Le marché des chocolats en France a récemment été secoué par une décision de l’Autorité de la concurrence du 6 février 2024. Le géant du chocolat, De Neuville, ainsi que sa société mère, Savencia Holding, se sont vus infliger une lourde amende de plus de 4 millions d’euros pour avoir restreint la liberté commerciale de leurs franchisés. Cette sanction est le résultat d’une enquête approfondie menée par la Direction générale de la Concurrence, de la Consommation et de la Répression des Fraudes (DGCCRF), mettant en lumière des pratiques contractuelles limitant la vente en ligne des produits De Neuville ainsi que les ventes à destination de la clientèle professionnelle.
1. Contexte et pratiques restrictives
De Neuville, avec ses 154 points de vente, représente un acteur majeur dans le secteur français de la chocolaterie. Son modèle de distribution repose largement sur un réseau de franchises, qui représente environ 90 % de ses points de vente.

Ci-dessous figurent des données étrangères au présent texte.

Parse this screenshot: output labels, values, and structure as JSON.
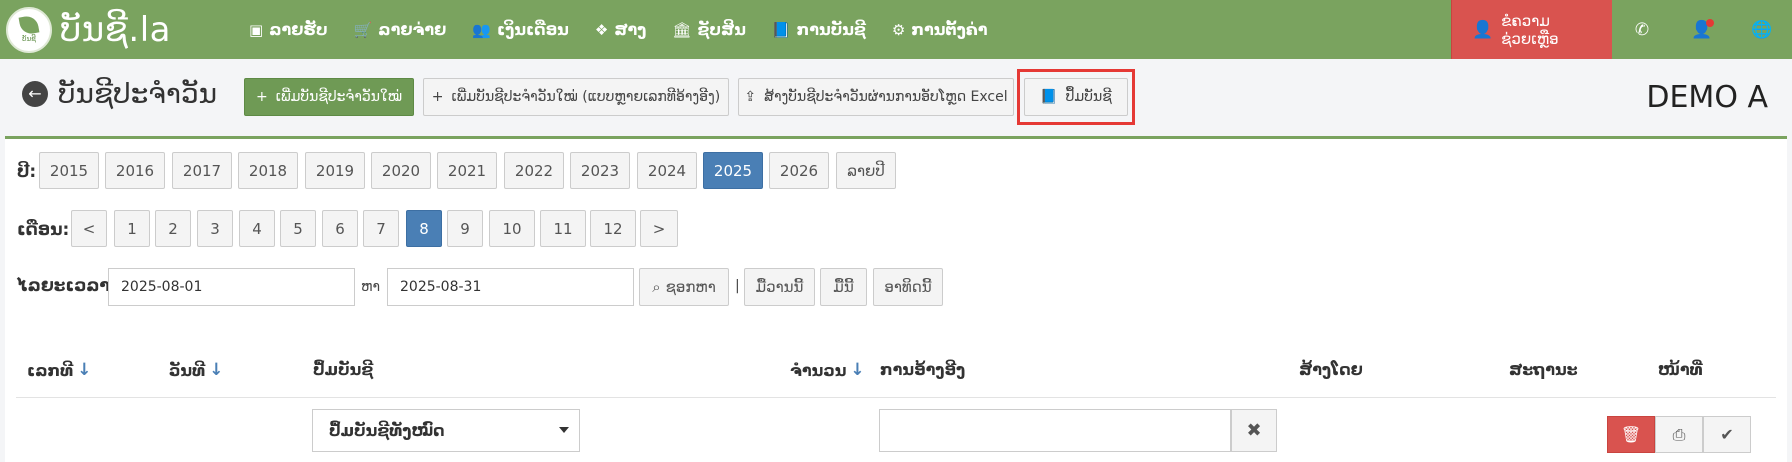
{
  "brand": {
    "name": "ບັນຊີ.la",
    "logo_small": "ບັນຊີ"
  },
  "nav": [
    {
      "label": "ລາຍຮັບ",
      "icon": "money-icon",
      "glyph": "▣"
    },
    {
      "label": "ລາຍຈ່າຍ",
      "icon": "cart-icon",
      "glyph": "🛒"
    },
    {
      "label": "ເງິນເດືອນ",
      "icon": "users-icon",
      "glyph": "👥"
    },
    {
      "label": "ສາງ",
      "icon": "dropbox-icon",
      "glyph": "❖"
    },
    {
      "label": "ຊັບສິນ",
      "icon": "bank-icon",
      "glyph": "🏛"
    },
    {
      "label": "ການບັນຊີ",
      "icon": "book-icon",
      "glyph": "📘"
    },
    {
      "label": "ການຕັ້ງຄ່າ",
      "icon": "cogs-icon",
      "glyph": "⚙"
    }
  ],
  "nav_right": {
    "help_label": "ຂໍຄວາມຊ່ວຍເຫຼືອ"
  },
  "page": {
    "title": "ບັນຊີປະຈໍາວັນ",
    "company": "DEMO A",
    "buttons": {
      "new_journal": "ເພີ່ມບັນຊີປະຈໍາວັນໃໝ່",
      "new_journal_multi": "ເພີ່ມບັນຊີປະຈໍາວັນໃໝ່ (ແບບຫຼາຍເລກທີອ້າງອີງ)",
      "import_excel": "ສ້າງບັນຊີປະຈໍາວັນຜ່ານການອັບໂຫຼດ Excel",
      "ledger": "ປຶ້ມບັນຊີ"
    }
  },
  "filters": {
    "year_label": "ປີ:",
    "years": [
      "2015",
      "2016",
      "2017",
      "2018",
      "2019",
      "2020",
      "2021",
      "2022",
      "2023",
      "2024",
      "2025",
      "2026",
      "ລາຍປີ"
    ],
    "selected_year": "2025",
    "month_label": "ເດືອນ:",
    "months": [
      "<",
      "1",
      "2",
      "3",
      "4",
      "5",
      "6",
      "7",
      "8",
      "9",
      "10",
      "11",
      "12",
      ">"
    ],
    "selected_month": "8",
    "period_label": "ໄລຍະເວລາ:",
    "date_from": "2025-08-01",
    "to_label": "ຫາ",
    "date_to": "2025-08-31",
    "search_label": "ຊອກຫາ",
    "separator": "|",
    "yesterday": "ມື້ວານນີ້",
    "today": "ມື້ນີ້",
    "this_week": "ອາທິດນີ້"
  },
  "table": {
    "headers": {
      "number": "ເລກທີ",
      "date": "ວັນທີ",
      "ledger": "ປຶ້ມບັນຊີ",
      "amount": "ຈໍານວນ",
      "reference": "ການອ້າງອີງ",
      "created_by": "ສ້າງໂດຍ",
      "status": "ສະຖານະ",
      "actions": "ໜ້າທີ່"
    },
    "ledger_filter_value": "ປຶ້ມບັນຊີທັງໝົດ",
    "reference_filter_value": ""
  },
  "colors": {
    "brand_green": "#7aa35f",
    "danger_red": "#d9534f",
    "active_blue": "#4a7fb5"
  }
}
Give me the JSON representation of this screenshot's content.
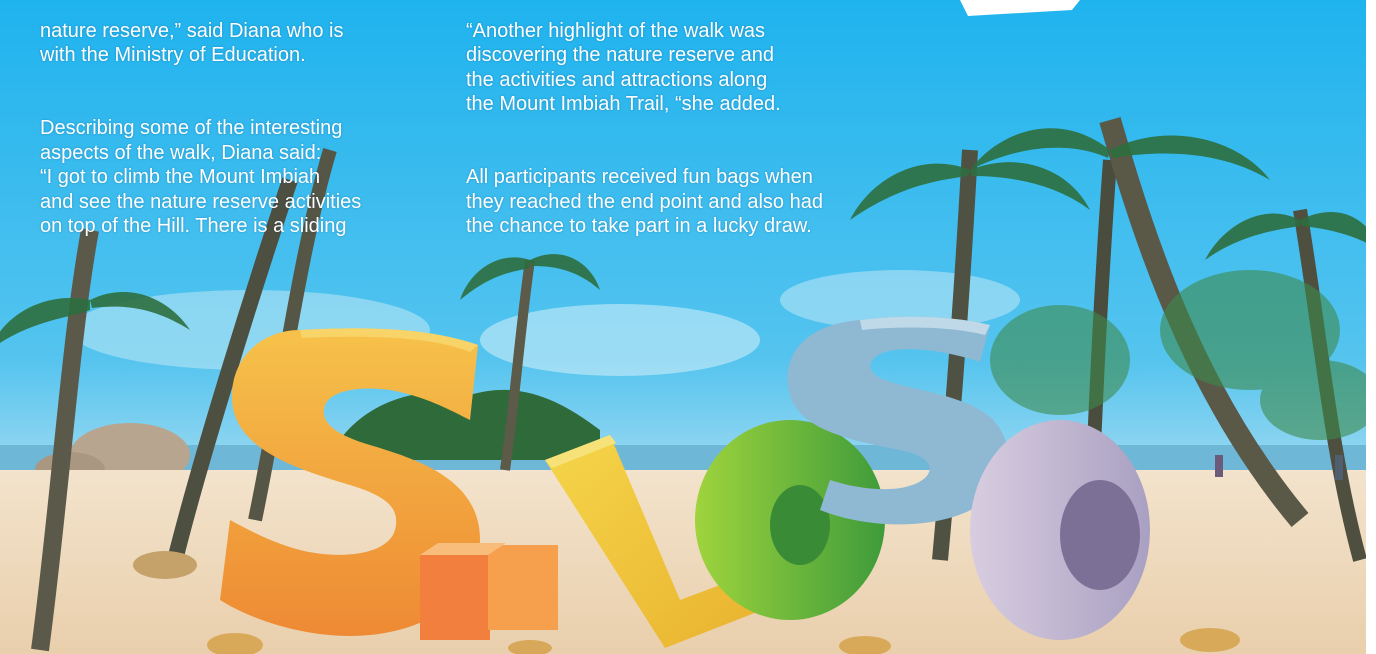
{
  "article": {
    "col1": {
      "p1": "nature reserve,” said Diana who is\nwith the Ministry of Education.",
      "p2": "Describing some of the interesting\naspects of the walk, Diana said:\n“I got to climb the Mount Imbiah\nand see the nature reserve activities\non top of the Hill. There is a sliding"
    },
    "col2": {
      "p1": "“Another highlight of the walk was\ndiscovering the nature reserve and\nthe activities and attractions along\nthe Mount Imbiah Trail, “she added.",
      "p2": "All participants received fun bags when\nthey reached the end point and also had\nthe chance to take part in a lucky draw."
    }
  },
  "photo": {
    "subject": "Siloso letter sculpture on the beach",
    "colors": {
      "sky_top": "#22b4ee",
      "sky_bottom": "#8fd4ee",
      "sand": "#f0dcc0",
      "letter_s": "#f0a23a",
      "letter_i": "#f07a3a",
      "letter_l": "#f2c93a",
      "letter_o1": "#6fbf3a",
      "letter_s2": "#8fb6cf",
      "letter_o2": "#c7b4cc",
      "palm": "#2d6f3f"
    }
  }
}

La relation avec les franchisés s’établit à travers des contrats de franchise complété par des manuels opératoires détaillés. Ces documents encadrent notamment les modalités de la vente, incluant des clauses relatives à la vente en ligne et à la prospection de la clientèle professionnelle.
L’inspection menée par l’Autorité a révélé que De Neuville avait conclu des accords qui imposait des restrictions visant (1) à limiter la vente en ligne de ses franchisés sur le marché français de la vente au détail spécialisée de confiseries au chocolat et (2) à interdire les ventes passives des franchisés à la clientèle professionnelle établie hors du territoire exclusif concédé.
De Neuville a tenté de contester l’existence de telles pratiques restrictives, mais l’Autorité a jugé qu’il existait suffisamment de preuves pour conclure à des pratiques illégales:
– entre 2006 et 2014, les contrats de franchise interdisaient explicitement aux franchisés de vendre en ligne. Après 2014, cette restriction a été retirée des contrats mais subsistait dans les manuels au contrat avant d’être finalement abolie en 2019,
– entre 2006 et 2022, le cadre contractuel de franchise prévoyait des limitations dans la prospection de la clientèle professionnelle. Des règles strictes avaient été établies, contraignant les franchisés à prospecter en priorité dans leur zone de chalandise attribuée, avant de pouvoir élargir leur champ d’action.
2. Décision de l’Autorité de la concurrence
L’Autorité de la concurrence a qualifié les pratiques de De Neuville de restriction de concurrence par objet. Les contrats et les manuels opératoires ont été considérés comme des instruments d’entente verticale. En effet, les clauses restrictives intégrées dans les documents contractuels ont eu pour effet de fausser la concurrence, en empêchant les franchisés de vendre en ligne et en restreignant leur liberté dans la prospection de la clientèle professionnelle.
Cette décision s’inscrit dans la lignée des précédentes décisions de l’Autorité contre des pratiques similaires, notamment à l’encontre de Mariage Frères et de Rolex. Pour rappel, cette dernière avait été condamnée à payer une amende d’une valeur de plus de 91 millions pour avoir interdit à ses distributeurs de vendre leurs montres par internet.
L’amende de 4 068 000 euros pour De Neuville est justifiée par la durée significative des pratiques restrictives et le pouvoir économique du groupe auquel De Neuville appartient. L’Autorité a jugé que la taille et les ressources de ce groupe justifiaient une majoration de 8% sur le montant de base de la sanction. L’Autorité a également ordonné à De Neuville de communiquer la décision à l’ensemble de ses franchisés et de publier un résumé sur son site internet et dans le journal Le Monde.
3. Recommandation
Cette décision prise par l’Autorité française de la concurrence est également applicable en Belgique, les règles en matière de droit de la concurrence provenant du droit européen.
Elle souligne, encore une fois, l’importance pour les franchiseurs de respecter le droit de la concurrence au sein de leur réseau de distribution. Il est obligatoire de préserver la liberté commerciale des franchisés pour assurer un environnement concurrentiel équitable.
Pour déterminer si une infraction a lieu, l’Autorité a égard non seulement au contrat conclu mais également à tout autre document échangé au sein du réseau ou pratique (même non écrite). Il importe donc d’être particulièrement vigilant, les sanctions étant significatives.